Une contraction surprise des ventes au détail et un net ralentissement de la production industrielle en avril mettent Pékin sur la défensive, renforçant les attentes d'une relance imminente pour contrer l'érosion de la confiance des consommateurs.
Le moteur économique de la Chine a raté son coup en avril, les ventes au détail n'augmentant que de 0,2 % par rapport à l'année précédente, selon le Bureau national des statistiques, marquant l'expansion la plus faible depuis décembre 2022 et tombant bien en dessous du consensus de 2 %. Ce chiffre décevant souligne un manque profond de confiance des consommateurs qui pèse sur la deuxième économie mondiale.
« Le principal poids qui tire vers le bas les ventes au détail en Chine est un manque profond de confiance des consommateurs », a écrit un analyste de Gavekal Dragonomics dans une note récente. « La faible croissance des salaires et les pics localisés de chômage ont créé un paysage de consommation intérieure prudent, les ménages privilégiant l'épargne aux dépenses discrétionnaires. »
Le ralentissement a été généralisé, la production industrielle retombant à 4,1 % contre 5,7 % le mois précédent, manquant les attentes d'une hausse de 5,9 %. Par ailleurs, l'investissement urbain en capital fixe s'est contracté de 1,6 % au cours des quatre premiers mois de l'année, un net revirement par rapport à l'expansion de 1,7 % observée au premier trimestre, signalant un stress profond dans le secteur immobilier.
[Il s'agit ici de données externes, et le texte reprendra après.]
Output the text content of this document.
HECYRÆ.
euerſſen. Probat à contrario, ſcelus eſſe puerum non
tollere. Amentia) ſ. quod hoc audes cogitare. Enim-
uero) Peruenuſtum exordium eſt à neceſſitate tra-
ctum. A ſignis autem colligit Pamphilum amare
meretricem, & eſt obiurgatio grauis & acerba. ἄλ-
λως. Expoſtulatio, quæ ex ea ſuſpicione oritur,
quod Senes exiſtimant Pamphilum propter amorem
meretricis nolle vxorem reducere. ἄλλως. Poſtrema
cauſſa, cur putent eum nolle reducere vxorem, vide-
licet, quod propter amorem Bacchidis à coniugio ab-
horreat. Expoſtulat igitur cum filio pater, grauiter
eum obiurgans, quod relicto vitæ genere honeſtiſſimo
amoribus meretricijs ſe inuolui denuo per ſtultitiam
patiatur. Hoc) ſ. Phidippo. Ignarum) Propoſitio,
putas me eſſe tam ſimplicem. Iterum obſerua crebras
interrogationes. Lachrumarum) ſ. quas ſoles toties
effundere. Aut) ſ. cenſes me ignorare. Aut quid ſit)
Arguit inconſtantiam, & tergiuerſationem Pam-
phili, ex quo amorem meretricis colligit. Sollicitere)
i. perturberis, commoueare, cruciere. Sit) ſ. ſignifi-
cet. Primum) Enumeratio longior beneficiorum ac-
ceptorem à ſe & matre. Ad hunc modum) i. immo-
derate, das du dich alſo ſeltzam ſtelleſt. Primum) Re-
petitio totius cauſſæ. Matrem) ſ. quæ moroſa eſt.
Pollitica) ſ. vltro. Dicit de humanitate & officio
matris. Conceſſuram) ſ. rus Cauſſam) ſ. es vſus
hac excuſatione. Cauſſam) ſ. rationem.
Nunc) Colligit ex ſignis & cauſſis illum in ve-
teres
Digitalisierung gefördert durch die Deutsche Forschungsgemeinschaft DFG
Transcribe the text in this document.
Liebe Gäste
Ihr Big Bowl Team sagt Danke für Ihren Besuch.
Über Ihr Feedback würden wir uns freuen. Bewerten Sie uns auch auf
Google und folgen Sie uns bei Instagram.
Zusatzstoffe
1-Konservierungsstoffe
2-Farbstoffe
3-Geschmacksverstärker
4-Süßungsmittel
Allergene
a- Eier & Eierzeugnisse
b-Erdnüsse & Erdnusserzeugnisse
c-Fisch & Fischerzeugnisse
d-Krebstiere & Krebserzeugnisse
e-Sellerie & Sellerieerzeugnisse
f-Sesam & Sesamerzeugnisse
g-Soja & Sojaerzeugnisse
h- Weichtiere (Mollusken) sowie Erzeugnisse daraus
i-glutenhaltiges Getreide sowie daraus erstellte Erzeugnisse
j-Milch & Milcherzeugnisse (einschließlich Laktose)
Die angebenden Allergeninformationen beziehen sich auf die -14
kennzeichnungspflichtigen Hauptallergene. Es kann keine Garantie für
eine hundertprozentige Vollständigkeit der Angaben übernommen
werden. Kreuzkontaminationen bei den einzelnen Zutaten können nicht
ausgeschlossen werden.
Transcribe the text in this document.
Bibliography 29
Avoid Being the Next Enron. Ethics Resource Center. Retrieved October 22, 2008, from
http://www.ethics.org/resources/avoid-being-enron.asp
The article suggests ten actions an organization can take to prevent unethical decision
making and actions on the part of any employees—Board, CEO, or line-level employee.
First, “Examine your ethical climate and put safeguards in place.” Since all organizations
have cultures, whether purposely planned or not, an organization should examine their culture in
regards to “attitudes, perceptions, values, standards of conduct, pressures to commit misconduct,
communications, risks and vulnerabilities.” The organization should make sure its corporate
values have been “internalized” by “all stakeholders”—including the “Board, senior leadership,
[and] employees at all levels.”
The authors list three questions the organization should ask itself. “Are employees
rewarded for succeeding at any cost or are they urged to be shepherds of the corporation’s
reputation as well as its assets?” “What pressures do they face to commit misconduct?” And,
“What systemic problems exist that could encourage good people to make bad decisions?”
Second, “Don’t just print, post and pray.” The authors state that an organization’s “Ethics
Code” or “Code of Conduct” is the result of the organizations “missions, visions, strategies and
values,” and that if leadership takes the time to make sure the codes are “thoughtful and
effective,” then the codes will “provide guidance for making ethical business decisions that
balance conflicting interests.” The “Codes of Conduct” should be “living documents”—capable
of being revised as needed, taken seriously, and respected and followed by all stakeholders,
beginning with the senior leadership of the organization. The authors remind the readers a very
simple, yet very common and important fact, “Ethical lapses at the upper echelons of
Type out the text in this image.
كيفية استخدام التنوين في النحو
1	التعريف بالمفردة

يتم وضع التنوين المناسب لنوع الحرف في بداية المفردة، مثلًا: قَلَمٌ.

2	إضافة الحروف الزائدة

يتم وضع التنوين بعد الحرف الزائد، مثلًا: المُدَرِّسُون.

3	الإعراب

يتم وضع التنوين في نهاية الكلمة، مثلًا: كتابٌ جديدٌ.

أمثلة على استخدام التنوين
Ces données faibles accentuent la pression sur Pékin pour qu'il apporte un soutien budgétaire et monétaire plus agressif afin d'atteindre son objectif de croissance annuelle du PIB récemment revu à la baisse. Alors que la hausse de l'inflation, avec des prix à la production atteignant un sommet de près de quatre ans à 2,8 %, complique de nouvelles baisses de taux, les marchés anticipent désormais des mesures de relance ciblées pour les secteurs stratégiques et le marché immobilier en difficulté avant le second semestre.
Guangzhou teste un soutien immobilier ciblé
Signe du soutien ciblé qui pourrait suivre, la ville de Guangzhou a annoncé le lancement d'un programme pilote permettant à des entreprises d'État d'acheter des logements d'occasion invendus. Le programme, qui se poursuivra jusqu'à la fin de 2026, visera des unités de moins de 70 mètres carrés au prix inférieur à 3 millions de yuans à l'intérieur de l'autoroute périphérique de la ville.
Selon Qian Zhe, directeur général adjoint de Guangzhou Anju Group, qui supervisera le programme, les unités acquises seront transformées en logements abordables ou en appartements pour talents. Cette mesure est conçue pour injecter des liquidités sur le marché secondaire, permettant aux propriétaires de vendre leurs anciens biens pour passer à de nouveaux, soutenant ainsi les deux extrémités du marché.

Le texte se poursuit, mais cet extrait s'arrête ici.